There is a great deal of exaggeration and hypocrisy in the avowed alarmism expressed with regard to Duterte’s personal history and public profile
Third and finally, Duterte’s rise from the provinces to the presidency represents a new promise of change. Just as the 2014 Indonesian presidential elections saw the victory of former Surakarta mayor and Jakarta governor Joko ‘Jokowi’ Widodo, the Philippines is now seeing a ‘local boy done good’. This is arguably long overdue. Over the 1990s and 2000s, much attention was devoted to the ‘participatory’ and ‘reformist’ style of Naga mayor Jesus Robredo and the ‘populist’ profile and provision of free health care offered by long-time Makati mayor Jejomar Binay. In 2010, Binay won the vice-presidency and Robredo was appointed Secretary of the Interior and Local Government, a post he occupied until his death in 2012. Thus the 2016 victory of Duterte (over Binay) – and of Leni Robredo, widow of Naga mayor, as Vice President – suggests that the country’s diverse crop of dynamic city mayors now offers a rich pool of potential ‘talent’ for national-level political contests in the Philippines.

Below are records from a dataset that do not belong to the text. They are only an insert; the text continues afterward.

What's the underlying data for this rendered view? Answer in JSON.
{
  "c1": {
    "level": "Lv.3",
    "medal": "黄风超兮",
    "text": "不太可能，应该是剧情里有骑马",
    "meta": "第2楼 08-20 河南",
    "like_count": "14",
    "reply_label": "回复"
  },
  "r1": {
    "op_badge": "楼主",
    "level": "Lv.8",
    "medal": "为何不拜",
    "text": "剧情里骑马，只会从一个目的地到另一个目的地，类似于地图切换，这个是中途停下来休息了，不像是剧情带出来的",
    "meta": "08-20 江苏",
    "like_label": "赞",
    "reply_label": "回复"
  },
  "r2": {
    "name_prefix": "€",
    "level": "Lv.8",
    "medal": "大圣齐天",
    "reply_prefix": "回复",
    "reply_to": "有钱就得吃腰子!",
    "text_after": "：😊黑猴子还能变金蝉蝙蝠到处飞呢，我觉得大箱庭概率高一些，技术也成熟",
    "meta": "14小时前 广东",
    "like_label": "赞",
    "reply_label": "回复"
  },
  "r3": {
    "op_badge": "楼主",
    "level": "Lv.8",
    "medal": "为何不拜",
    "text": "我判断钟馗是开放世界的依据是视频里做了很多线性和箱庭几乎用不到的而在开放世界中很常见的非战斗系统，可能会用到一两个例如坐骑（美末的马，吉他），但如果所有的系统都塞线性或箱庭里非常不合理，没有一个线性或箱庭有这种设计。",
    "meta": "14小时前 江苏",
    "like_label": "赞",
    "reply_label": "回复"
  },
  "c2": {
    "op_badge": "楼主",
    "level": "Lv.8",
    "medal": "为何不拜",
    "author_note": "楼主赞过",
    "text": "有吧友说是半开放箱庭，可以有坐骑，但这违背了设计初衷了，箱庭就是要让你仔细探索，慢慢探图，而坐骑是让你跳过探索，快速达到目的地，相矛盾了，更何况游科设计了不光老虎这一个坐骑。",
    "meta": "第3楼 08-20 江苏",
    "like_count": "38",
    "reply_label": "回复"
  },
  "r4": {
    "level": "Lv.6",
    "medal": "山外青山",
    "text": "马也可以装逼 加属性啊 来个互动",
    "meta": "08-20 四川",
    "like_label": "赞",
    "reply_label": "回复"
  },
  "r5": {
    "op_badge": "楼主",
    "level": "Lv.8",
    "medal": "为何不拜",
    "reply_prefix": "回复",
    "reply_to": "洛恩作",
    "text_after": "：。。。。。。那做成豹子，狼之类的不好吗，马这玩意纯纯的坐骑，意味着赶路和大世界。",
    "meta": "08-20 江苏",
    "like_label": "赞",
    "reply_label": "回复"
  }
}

In short, there may be good reasons to expect both more continuity and more positive forms of change in the Philippines under Duterte than the doomsayers have suggested. As seen in his record as mayor of Davao, Duterte is strongly anti-smoking, concerned to promote the representation of ethnic, religious and political minorities, and supportive of gay marriage as well as forms of contraception, family planning and population control long opposed by the conservative hierarchy of the Catholic Church. He is keen to pursue peace talks with the CPP/NPA, and he is likely to extend and expand negotiations with armed Muslim rebel groups over the future of the Autonomous Region of Muslim Mindanao. Duterte is concerned about infrastructure and transportation bottlenecks, and is keen to explore ambitious new plans for railway construction across Luzon as well as Mindanao. At the same time, he appears to be a strong proponent of economic liberalisation, as seen in his attacks on the entrenched duopoly in the telecommunications market and his support for an amendment of the Constitution to reduce restrictions on foreign investment, alongside his avowed commitment to engineer a shift to a federal system of government.

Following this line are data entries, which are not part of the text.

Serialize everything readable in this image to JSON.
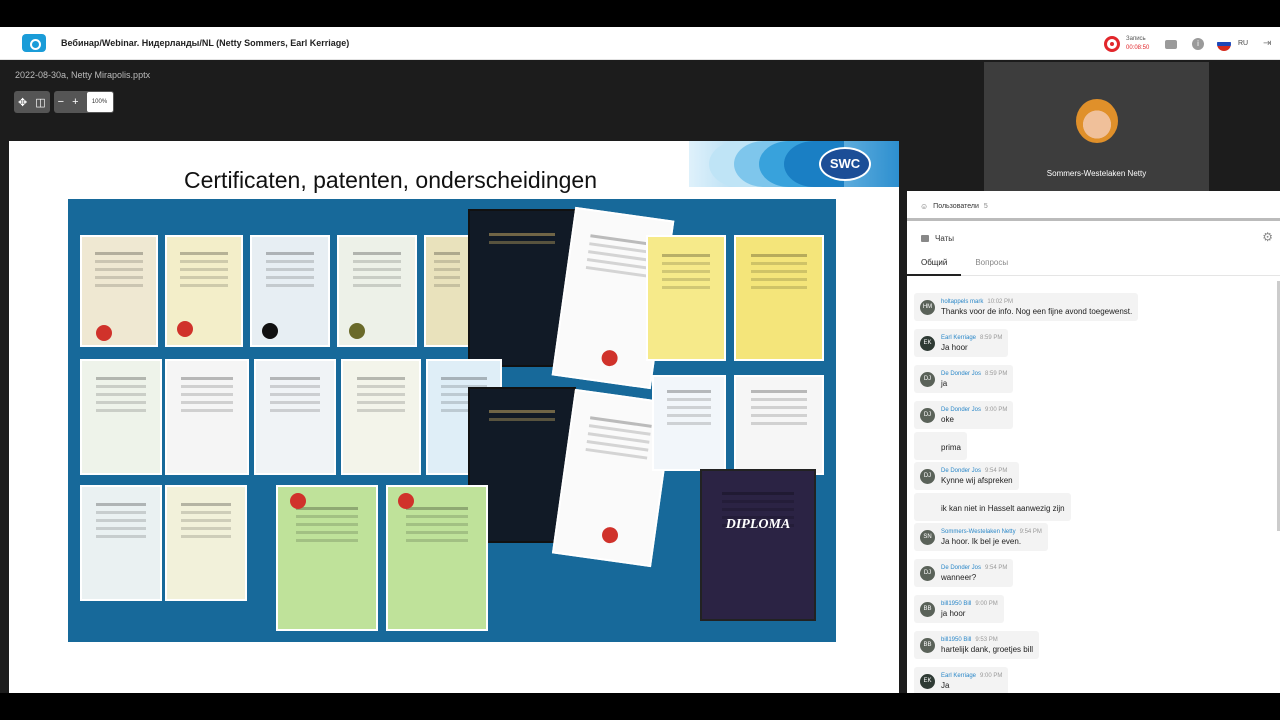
{
  "topbar": {
    "title": "Вебинар/Webinar. Нидерланды/NL (Netty Sommers, Earl Kerriage)",
    "record_label": "Запись",
    "record_time": "00:08:50",
    "language": "RU",
    "accent_color": "#1a9cd8",
    "record_color": "#e2262b",
    "icons": [
      "logo-icon",
      "record-icon",
      "folder-icon",
      "info-icon",
      "flag-ru-icon",
      "exit-icon"
    ]
  },
  "presentation": {
    "filename": "2022-08-30a, Netty Mirapolis.pptx",
    "zoom": "100%",
    "slide_title": "Certificaten, patenten, onderscheidingen",
    "logo_text": "SWC",
    "diploma_text": "DIPLOMA"
  },
  "video": {
    "participant_name": "Sommers-Westelaken Netty"
  },
  "users": {
    "label": "Пользователи",
    "count": "5"
  },
  "chats": {
    "title": "Чаты",
    "tabs": [
      "Общий",
      "Вопросы"
    ],
    "active_tab": 0,
    "messages": [
      {
        "initials": "HM",
        "author": "holtappels mark",
        "time": "10:02 PM",
        "text": "Thanks voor de info. Nog een fijne avond toegewenst."
      },
      {
        "initials": "EK",
        "author": "Earl Kerriage",
        "time": "8:59 PM",
        "text": "Ja hoor"
      },
      {
        "initials": "DJ",
        "author": "De Donder Jos",
        "time": "8:59 PM",
        "text": "ja"
      },
      {
        "initials": "DJ",
        "author": "De Donder Jos",
        "time": "9:00 PM",
        "text": "oke"
      },
      {
        "initials": "",
        "author": "",
        "time": "",
        "text": "prima"
      },
      {
        "initials": "DJ",
        "author": "De Donder Jos",
        "time": "9:54 PM",
        "text": "Kynne wij afspreken"
      },
      {
        "initials": "",
        "author": "",
        "time": "",
        "text": "ik kan niet in Hasselt aanwezig zijn"
      },
      {
        "initials": "SN",
        "author": "Sommers-Westelaken Netty",
        "time": "9:54 PM",
        "text": "Ja hoor. Ik bel je even."
      },
      {
        "initials": "DJ",
        "author": "De Donder Jos",
        "time": "9:54 PM",
        "text": "wanneer?"
      },
      {
        "initials": "BB",
        "author": "bill1950 Bill",
        "time": "9:00 PM",
        "text": "ja hoor"
      },
      {
        "initials": "BB",
        "author": "bill1950 Bill",
        "time": "9:53 PM",
        "text": "hartelijk dank, groetjes bill"
      },
      {
        "initials": "EK",
        "author": "Earl Kerriage",
        "time": "9:00 PM",
        "text": "Ja"
      }
    ]
  }
}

Only time will tell if and how Duterte delivers on the diverse set of promises and threats of change in the Philippines he invoked and inspired over the course of his campaign for the Philippine presidency. Filipino voters are cynical, savvy and sophisticated, and by a large margin they preferred his pugnacious style. This choice should be respected rather than derided and disavowed. It is only to be hoped that Duterte will not overly disappoint his supporters or confirm the worst fears of his critics, and that Duterte’s years in office will bring new forms of prosperity and progress to the Philippines.